When a service is consuming different topics, there is no grantee that the service will consume different topic’s messages in order.
Unless it was published to a single queue which implements FIFO (First in, First out) and this is why I love Apache Kafka because it is log-based and order is preserved.
But how can you have all the workers publishing to the same topic without coupling services together, especially if other non-orchestrated processes use the worker services?.
And let’s look at two possible solutions.
One – Preventing Race conditions using the Callback Topic pattern
The first is to implement the callback topic approach where the message publisher informs the processor which topic it should publish the processing outcome to.
If you want to know more about this pattern, please watch my video about callback topics, I will put the link and all other links in this video’s description.
Besides publishing to the callback topic, you can also have the services publish to an outcome event topics which can be consumed by other services and used for monitoring.
Two – Stream processing
However, for food for thought, if you are using Apache Kafka, you can use stream processing. Stream processing allows you to process the events from multiple topics and output events to a single topic based on unions, joins, grouping, aggregation, and data filtering. And output the result to a single topic. And that is the second approach.

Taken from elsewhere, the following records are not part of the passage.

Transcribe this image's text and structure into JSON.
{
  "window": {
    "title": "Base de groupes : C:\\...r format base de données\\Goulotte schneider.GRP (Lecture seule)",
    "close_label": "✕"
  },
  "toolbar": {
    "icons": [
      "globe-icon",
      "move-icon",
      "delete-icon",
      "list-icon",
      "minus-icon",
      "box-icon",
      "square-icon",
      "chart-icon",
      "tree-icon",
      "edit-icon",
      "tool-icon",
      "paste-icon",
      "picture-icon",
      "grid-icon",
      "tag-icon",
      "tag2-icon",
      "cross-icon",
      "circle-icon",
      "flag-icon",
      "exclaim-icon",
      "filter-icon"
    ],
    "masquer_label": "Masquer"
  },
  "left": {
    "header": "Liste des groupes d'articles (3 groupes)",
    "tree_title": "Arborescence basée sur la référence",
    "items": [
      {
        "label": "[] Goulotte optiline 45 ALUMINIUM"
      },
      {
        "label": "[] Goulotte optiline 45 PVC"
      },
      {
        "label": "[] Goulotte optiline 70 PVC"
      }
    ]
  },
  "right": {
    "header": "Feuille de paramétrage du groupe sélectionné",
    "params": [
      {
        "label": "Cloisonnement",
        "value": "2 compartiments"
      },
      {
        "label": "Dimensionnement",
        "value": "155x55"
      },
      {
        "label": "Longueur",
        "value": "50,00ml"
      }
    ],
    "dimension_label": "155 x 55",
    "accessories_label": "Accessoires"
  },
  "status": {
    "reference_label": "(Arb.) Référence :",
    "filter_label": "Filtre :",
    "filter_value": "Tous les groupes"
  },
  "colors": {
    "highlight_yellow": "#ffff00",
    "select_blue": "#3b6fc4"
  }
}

Trade-offs and advantages & disadvantages
Now let us wrap up with the trade-offs with having a centralised service to handle orchestrating multiple services.
It introduces a higher degree of coupling between services. And if different teams maintain those services, then what could be seen as a simple change could cause development and release planning headaches, and priority juggling if multiple development teams are required to get involved in making changes.
For example, you could have a development team owning the orchestration service and different teams for the various worker services.
And depending on your organisation structure, it might be hard to coordinated changes.
But on the flip side, if the orchestration service and workers are maintained by one team or teams that can easily coordinate changes because of their structure and deployment tools, you may not have any issues.
And because you have a centralised process it allows you to know exactly what the workflow process is and can be simple to monitor, track and report on because the orchestration service would keep state. Now don’t mistake simple for easy.
While using the non-centralised approach called choreograph which is also called the broker pattern where the flow is designed at a global level without a centralised process managing the flow, you generally need to pull all the processing outcomes from multiple processes into a centralised data store for reporting.
And with Apache Kafka you to do that with its streaming functionality.
And finally. Should you use orchestration? Yes.
Should you use it for all solutions? No.
Why? Because Architecture is about understanding the trade-offs, you need to look at your companies requirements, development process, experience and a range of other factors including time, before determining if you should use orchestration in your next project.